Dans Captive de Sarah Rivens, l'héroïne est prostituée, brûlée sur une plaque de cuisson et séquestrée. Le personnage masculin incarne à la fois l’amant et le bourreau. Plumes du Web, éditeur de Le Serpent et la Mule, met en garde avec des trigger warnings. Ces avertissements incluent tortures, meurtres, viols, harcèlement, menaces et suicides. S'ils semblent essentiels, ils sont paradoxalement absents des couvertures.
➡ La Dark Romance : des ventes colossales
Le genre connaît un succès commercial impressionnant depuis quelques années. Aujourd’hui, la trilogie Captive s’est vendue à plus de 500 000 exemplaires.
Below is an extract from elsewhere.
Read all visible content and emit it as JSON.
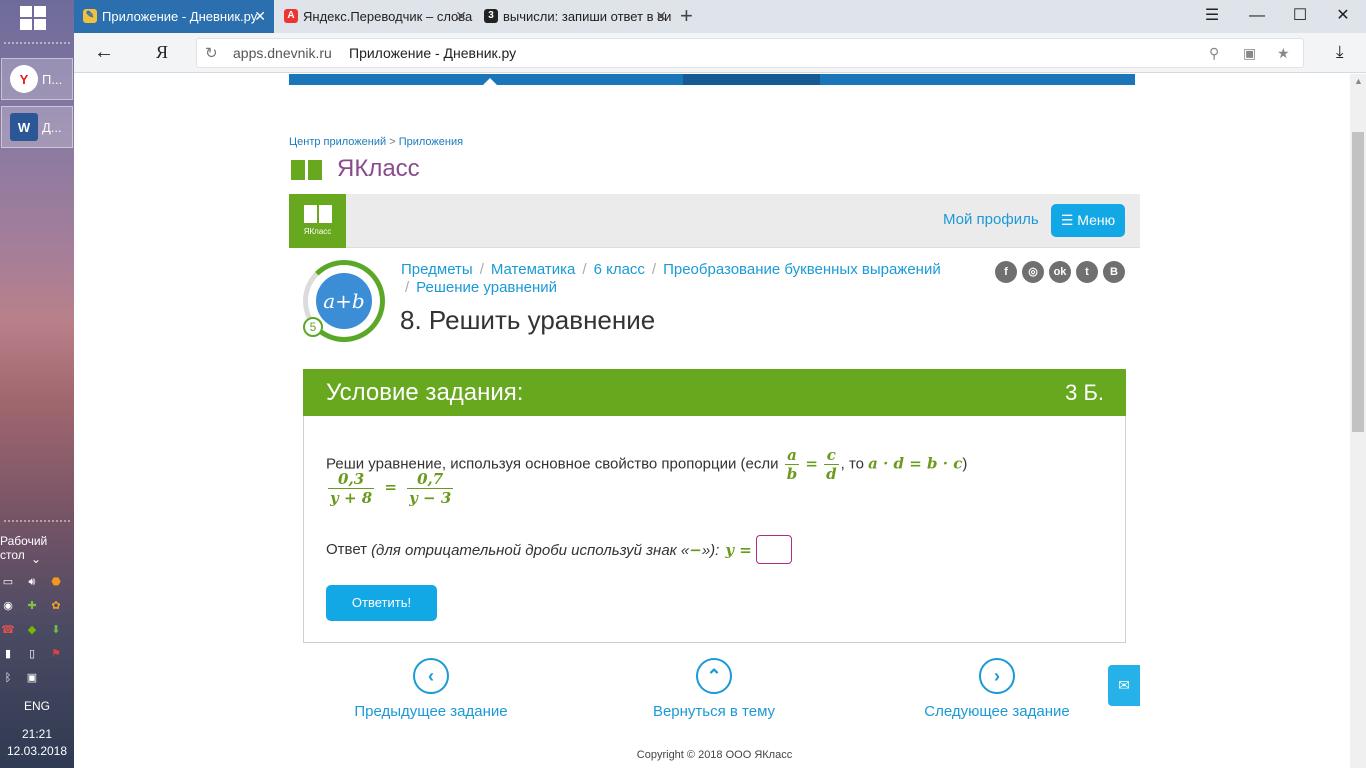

Elle trône toujours en tête des ventes. Un véritable tour de force pour la jeune algérienne de 25 ans !
On trouve ces titres très facilement en librairie ou sur internet. Les couvertures sont colorées et arborent des motifs esthétiques et complexes. Étrangement, elles ne contiennent aucun avertissement visible, à l’inverse des boîtiers de films, de séries ou de jeux vidéo.
➡ Un genre viral chez les jeunes filles
Mais le plus inquiétant se trouve être le lectorat de la Dark Romance. Ce dernier se situe majoritairement entre 12 et 18 ans... Un public adolescent, essentiellement féminin, jeune et inexpérimenté.
On peut donc s’interroger sur l’impact d’une telle littérature pour toute une génération. Car la Dark Romance présente une caricature du couple et des relations amoureuses toxiques. Le genre semble aussi faire l’apologie des milieux violents et misogynes, où la femme est relégué au rang d’objet. Les violences que subissent ces héroïnes peuvent aussi avoir un impact psychologique potentiel sur les jeunes lectrices.
Il semble judicieux d’instaurer un accompagnement et un dialogue autour de ces thématiques. Une communication bienveillante dans le cercle familial, ainsi qu'à l’école. Car le combat contre les violences sexistes et sexuelles est loin d’être gagné. Et si la Dark Romance semble banaliser ces abus, elle pourrait aussi aider à en prendre conscience.
➡ Accompagner et sensibiliser
En jouant sur la frontière entre amour et violence, la Dark Romance soulève un débat important. Celui de la responsabilité des auteurs et des éditeurs face à leur jeune public. Si elle séduit par son intensité émotionnelle et ses intrigues captivantes, elle ne doit pas être lue sans un regard critique.
C’est ce que fait remarquer Magali Bigey, maîtresse de conférence en Sciences de l’Information et de la Communication. Loin d’être anodine, la popularité du genre chez les adolescentes interroge sur la représentation des relations amoureuses et la perception des rapports de force. L’accompagnement des (jeunes) lectrices et la sensibilisation aux thématiques abordées restent essentiels pour éviter une normalisation des abus sous couvert de fiction romantique.